Generation progress is saved automatically. To resume:

```bash
uv run audiobook-generate \
  --input ../../compiled/1-resonance-and-reason-manuscript.md \
  --series-config ./config/series.yaml \
  --resume
```

### Estimated Generation Times

| Book | Word Count | Estimated Audio | Generation Time* |
|------|------------|-----------------|------------------|
| Book 1: Resonance and Reason | 138,249 | ~15 hours | ~35 min |
| Book 2: Vessels and Vestments | 221,498 | ~24 hours | ~55 min |
| Book 4: Canon and Council | ~200,000 | ~22 hours | ~50 min |

*On Apple Silicon M4 Max with Kokoro. Add ~10-15 min for MP3 normalization.

### Series Configuration (config/series.yaml)

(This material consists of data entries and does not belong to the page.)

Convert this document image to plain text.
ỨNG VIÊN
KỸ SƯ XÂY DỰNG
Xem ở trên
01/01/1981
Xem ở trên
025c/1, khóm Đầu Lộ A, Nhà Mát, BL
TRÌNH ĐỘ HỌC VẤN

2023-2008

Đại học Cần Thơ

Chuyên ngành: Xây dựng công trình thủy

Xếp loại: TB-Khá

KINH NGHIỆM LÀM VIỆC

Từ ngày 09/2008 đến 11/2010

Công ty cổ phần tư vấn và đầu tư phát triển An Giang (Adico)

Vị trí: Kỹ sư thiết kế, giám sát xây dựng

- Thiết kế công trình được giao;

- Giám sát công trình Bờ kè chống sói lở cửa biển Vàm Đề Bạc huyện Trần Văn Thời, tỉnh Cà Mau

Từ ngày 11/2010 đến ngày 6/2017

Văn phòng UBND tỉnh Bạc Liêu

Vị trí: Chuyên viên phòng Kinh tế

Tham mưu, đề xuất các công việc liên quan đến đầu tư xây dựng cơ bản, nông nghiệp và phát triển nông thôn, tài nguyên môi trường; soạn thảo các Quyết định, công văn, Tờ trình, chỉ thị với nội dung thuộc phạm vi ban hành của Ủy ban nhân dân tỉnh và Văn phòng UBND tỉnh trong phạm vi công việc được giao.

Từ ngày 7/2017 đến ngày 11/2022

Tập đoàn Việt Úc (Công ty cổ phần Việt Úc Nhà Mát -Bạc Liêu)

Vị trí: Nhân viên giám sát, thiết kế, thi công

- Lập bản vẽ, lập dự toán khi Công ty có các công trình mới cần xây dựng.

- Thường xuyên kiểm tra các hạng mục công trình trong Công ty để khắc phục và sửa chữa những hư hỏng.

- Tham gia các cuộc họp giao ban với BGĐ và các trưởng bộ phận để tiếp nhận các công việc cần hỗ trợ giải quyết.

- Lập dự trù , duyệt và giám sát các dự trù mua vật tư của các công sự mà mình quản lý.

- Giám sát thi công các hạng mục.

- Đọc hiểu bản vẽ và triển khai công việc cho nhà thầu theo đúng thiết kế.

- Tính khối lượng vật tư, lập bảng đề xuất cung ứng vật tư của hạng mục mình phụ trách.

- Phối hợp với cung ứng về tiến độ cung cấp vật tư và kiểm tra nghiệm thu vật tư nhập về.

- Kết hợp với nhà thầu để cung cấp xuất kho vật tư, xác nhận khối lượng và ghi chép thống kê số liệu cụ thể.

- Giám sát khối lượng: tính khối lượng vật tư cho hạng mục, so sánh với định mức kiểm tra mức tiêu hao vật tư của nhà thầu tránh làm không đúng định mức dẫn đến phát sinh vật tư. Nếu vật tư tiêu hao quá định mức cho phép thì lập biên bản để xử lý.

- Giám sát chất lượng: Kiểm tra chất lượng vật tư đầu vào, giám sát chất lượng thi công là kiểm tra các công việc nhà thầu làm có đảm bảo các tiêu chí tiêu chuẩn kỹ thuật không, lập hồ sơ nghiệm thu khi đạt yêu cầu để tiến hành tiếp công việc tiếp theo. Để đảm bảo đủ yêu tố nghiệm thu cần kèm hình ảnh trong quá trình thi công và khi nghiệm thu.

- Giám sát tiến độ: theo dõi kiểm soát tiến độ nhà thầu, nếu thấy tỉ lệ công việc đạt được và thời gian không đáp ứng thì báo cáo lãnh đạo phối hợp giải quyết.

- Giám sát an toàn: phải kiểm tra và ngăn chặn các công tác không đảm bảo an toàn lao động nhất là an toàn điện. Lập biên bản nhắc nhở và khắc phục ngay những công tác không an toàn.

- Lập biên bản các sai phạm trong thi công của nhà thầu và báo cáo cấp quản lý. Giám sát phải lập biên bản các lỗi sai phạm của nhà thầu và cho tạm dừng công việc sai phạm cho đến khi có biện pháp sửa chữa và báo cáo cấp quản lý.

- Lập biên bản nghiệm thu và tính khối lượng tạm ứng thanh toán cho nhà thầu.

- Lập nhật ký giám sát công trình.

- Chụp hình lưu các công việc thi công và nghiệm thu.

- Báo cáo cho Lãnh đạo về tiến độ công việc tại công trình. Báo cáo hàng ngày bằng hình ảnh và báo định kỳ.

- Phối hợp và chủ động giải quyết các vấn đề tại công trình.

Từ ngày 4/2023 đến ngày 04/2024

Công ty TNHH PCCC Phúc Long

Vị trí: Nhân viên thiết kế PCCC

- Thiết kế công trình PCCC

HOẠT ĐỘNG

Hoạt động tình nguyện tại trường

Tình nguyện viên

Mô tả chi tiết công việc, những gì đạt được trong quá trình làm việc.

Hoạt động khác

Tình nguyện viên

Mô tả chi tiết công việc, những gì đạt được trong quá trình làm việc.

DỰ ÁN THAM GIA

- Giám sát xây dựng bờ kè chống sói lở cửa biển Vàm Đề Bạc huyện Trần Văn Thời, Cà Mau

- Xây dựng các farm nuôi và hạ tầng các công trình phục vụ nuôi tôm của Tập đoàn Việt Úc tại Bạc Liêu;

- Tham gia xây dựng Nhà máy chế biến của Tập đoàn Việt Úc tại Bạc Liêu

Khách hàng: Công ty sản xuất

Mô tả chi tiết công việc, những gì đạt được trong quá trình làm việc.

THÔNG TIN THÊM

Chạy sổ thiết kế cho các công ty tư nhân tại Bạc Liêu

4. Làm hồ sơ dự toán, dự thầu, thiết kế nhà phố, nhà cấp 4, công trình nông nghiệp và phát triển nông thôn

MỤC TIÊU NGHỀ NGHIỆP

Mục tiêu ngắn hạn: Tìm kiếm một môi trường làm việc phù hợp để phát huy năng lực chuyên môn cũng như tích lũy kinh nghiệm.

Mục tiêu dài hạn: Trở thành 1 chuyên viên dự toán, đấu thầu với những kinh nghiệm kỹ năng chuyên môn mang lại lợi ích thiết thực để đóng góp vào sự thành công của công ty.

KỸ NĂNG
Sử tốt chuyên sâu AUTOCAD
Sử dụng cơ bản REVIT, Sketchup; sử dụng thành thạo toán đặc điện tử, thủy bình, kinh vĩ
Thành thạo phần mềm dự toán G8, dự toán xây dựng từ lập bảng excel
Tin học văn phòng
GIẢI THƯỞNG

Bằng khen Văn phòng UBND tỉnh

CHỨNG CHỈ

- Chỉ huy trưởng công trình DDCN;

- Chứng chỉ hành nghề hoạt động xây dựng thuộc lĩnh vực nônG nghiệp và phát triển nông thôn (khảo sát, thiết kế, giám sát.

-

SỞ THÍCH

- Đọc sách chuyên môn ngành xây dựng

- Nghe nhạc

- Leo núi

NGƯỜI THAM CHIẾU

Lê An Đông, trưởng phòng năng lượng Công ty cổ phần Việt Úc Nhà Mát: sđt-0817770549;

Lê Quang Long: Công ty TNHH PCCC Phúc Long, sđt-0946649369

Edit `config/series.yaml` to customize voice assignments:

```yaml
name: "A Testament of Stone"
default_voice: "af_bella"  # Default narrator

books:
  resonance-and-reason:
    title: "Resonance and Reason"
    pov_voices:
      Kael: "am_michael"      # Male, intense
      Basileon: "bm_george"   # British male, imperial
      Tiberus: "am_adam"      # Male, military
      Vara: "bf_emma"         # British female, scholarly
      Jorin: "am_echo"        # Male, gentle
      Dessa: "af_bella"       # Female, warm
```

### Output Structure

Generated files are organized as:

```
output/
├── book1/
│   ├── chapter-01.mp3
│   ├── chapter-02.mp3
│   ├── ...
│   └── progress.json      # Resume tracking
├── book2/
│   └── ...
└── test-sample.wav        # Test files
```

---

## PDF Generation (MacTeX)

MacTeX is installed but needs PATH configuration:

```bash
# Add to ~/.zshrc or ~/.bash_profile
export PATH="/Library/TeX/texbin:$PATH"

# Reload shell
source ~/.zshrc

# Verify
pdflatex --version
```

---

## License

MIT License - see LICENSE file.

The TTS models (Kokoro, Dia) are released under Apache 2.0 license
and are suitable for commercial use.